An der St. Josefsklinik
Klinikum richtet Lungenzentrum Ortenau ein

Die St. Josefsklinik des Ortenau Klinikums
  • Die St. Josefsklinik des Ortenau Klinikums
  • Foto: Archivbild: Ortenau Klinikum
  • hochgeladen von Matthias Kerber

Offenburg (st). Um Lungenerkrankungen und Erkrankungen der Atemwege noch besser versorgen zu können, wird das Ortenau Klinikum in Offenburg in den kommenden Wochen ein Lungenzentrum Ortenau einrichten. Geplant ist die Zusammenführung der beiden medizinischen Bereiche Pneumologie und Thoraxchirurgie an der Betriebsstelle St. Josefsklinik in Offenburg. Über das Konzept für das neue Lungenzentrum Ortenau hat Ortenau Klinikum-Geschäftsführer Christian Keller am vergangenen Donnerstag die Mitglieder des Ausschusses für Gesundheit und Klinken des Ortenaukreises informiert.

„Die vertiefte Zusammenarbeit sich ergänzender Fachkliniken stellt eine wichtige Grundlage für hochwertige Medizin und Pflege dar. Deshalb verstärken wir unsere Bemühungen, eine umfassende fachübergreifende Versorgung durch die Bildung von Zentren sicherzustellen“, betont Geschäftsführer Christian Keller.

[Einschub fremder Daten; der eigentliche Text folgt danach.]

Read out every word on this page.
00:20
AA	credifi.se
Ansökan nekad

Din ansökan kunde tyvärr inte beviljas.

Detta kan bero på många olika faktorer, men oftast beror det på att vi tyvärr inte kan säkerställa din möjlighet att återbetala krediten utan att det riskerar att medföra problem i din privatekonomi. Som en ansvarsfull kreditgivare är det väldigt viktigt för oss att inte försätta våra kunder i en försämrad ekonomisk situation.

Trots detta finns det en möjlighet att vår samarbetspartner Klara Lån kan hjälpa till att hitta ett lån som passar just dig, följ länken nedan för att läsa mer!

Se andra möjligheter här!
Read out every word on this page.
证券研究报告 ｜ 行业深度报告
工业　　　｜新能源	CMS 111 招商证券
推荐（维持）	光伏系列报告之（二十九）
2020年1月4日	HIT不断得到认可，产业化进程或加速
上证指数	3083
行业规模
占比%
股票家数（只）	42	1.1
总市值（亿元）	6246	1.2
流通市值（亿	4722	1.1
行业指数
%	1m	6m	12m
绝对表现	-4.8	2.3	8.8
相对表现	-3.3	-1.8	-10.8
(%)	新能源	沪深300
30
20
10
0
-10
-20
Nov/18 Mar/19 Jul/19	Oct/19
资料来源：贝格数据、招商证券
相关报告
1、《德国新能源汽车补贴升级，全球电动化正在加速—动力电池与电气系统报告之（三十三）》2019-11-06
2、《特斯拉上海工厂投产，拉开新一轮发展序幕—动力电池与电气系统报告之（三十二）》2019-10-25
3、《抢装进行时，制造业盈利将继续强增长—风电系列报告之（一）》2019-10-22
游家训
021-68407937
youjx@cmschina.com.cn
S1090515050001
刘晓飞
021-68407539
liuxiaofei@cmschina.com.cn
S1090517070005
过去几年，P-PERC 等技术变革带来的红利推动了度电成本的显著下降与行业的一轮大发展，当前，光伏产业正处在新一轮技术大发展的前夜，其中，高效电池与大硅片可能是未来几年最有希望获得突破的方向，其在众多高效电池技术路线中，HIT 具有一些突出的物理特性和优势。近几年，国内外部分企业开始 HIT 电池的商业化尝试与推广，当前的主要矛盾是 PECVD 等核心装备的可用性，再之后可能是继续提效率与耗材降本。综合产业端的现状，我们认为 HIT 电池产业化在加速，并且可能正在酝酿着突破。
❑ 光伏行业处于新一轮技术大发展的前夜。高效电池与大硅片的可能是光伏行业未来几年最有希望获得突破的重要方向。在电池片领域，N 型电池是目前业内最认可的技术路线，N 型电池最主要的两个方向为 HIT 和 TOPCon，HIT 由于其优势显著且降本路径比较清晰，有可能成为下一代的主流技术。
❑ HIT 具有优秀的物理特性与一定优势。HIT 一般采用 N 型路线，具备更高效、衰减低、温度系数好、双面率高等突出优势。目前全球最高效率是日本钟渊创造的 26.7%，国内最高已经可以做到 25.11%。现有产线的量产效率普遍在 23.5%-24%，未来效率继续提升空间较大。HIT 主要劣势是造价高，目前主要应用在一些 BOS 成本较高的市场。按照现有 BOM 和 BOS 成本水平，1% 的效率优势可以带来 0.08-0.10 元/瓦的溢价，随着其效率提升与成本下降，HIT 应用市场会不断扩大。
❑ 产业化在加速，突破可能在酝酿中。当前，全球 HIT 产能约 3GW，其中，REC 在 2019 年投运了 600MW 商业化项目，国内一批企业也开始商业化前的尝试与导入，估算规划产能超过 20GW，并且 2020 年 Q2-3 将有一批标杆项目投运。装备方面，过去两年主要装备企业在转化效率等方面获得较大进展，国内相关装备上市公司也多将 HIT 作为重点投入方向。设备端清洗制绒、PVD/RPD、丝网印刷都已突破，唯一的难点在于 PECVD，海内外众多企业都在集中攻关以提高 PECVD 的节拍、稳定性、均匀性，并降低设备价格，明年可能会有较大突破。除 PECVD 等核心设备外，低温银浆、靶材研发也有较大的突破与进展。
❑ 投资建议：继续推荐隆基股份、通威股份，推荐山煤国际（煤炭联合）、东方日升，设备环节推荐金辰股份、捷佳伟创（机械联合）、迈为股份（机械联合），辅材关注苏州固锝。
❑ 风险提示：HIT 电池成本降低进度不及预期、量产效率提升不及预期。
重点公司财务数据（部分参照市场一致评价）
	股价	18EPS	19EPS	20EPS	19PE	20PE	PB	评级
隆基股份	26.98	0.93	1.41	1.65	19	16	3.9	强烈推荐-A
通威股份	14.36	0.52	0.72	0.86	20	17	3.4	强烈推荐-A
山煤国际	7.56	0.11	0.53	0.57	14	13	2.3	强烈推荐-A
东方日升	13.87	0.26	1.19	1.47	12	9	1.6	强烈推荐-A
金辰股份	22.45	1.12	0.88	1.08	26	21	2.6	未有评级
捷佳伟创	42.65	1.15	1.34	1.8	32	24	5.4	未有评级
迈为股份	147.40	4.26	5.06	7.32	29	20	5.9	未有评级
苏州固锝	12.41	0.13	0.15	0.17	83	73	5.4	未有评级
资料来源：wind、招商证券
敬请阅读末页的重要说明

Vertiefte Interdisziplinarität

Im Lungenzentrum Ortenau sollen unterschiedlichste Erkrankungen oder Verletzungen der Lunge und Atemwege untersucht und diagnostiziert werden. Nach einer ausführlichen Diagnose wird für jeden Patienten ein individuelles Behandlungskonzept erstellt. Das neue Zentrum wird am Standort St. Josefsklinik eng mit dem Zentrum für Schlafmedizin, der Klinik für Radioonkologie und Strahlentherapie und der Klinik für Onkologie und Hämatologie zusammenarbeiten, die alle bereits an diesem Standort angesiedelt sind. Damit ist eine vertiefte Interdisziplinarität gewährleistet.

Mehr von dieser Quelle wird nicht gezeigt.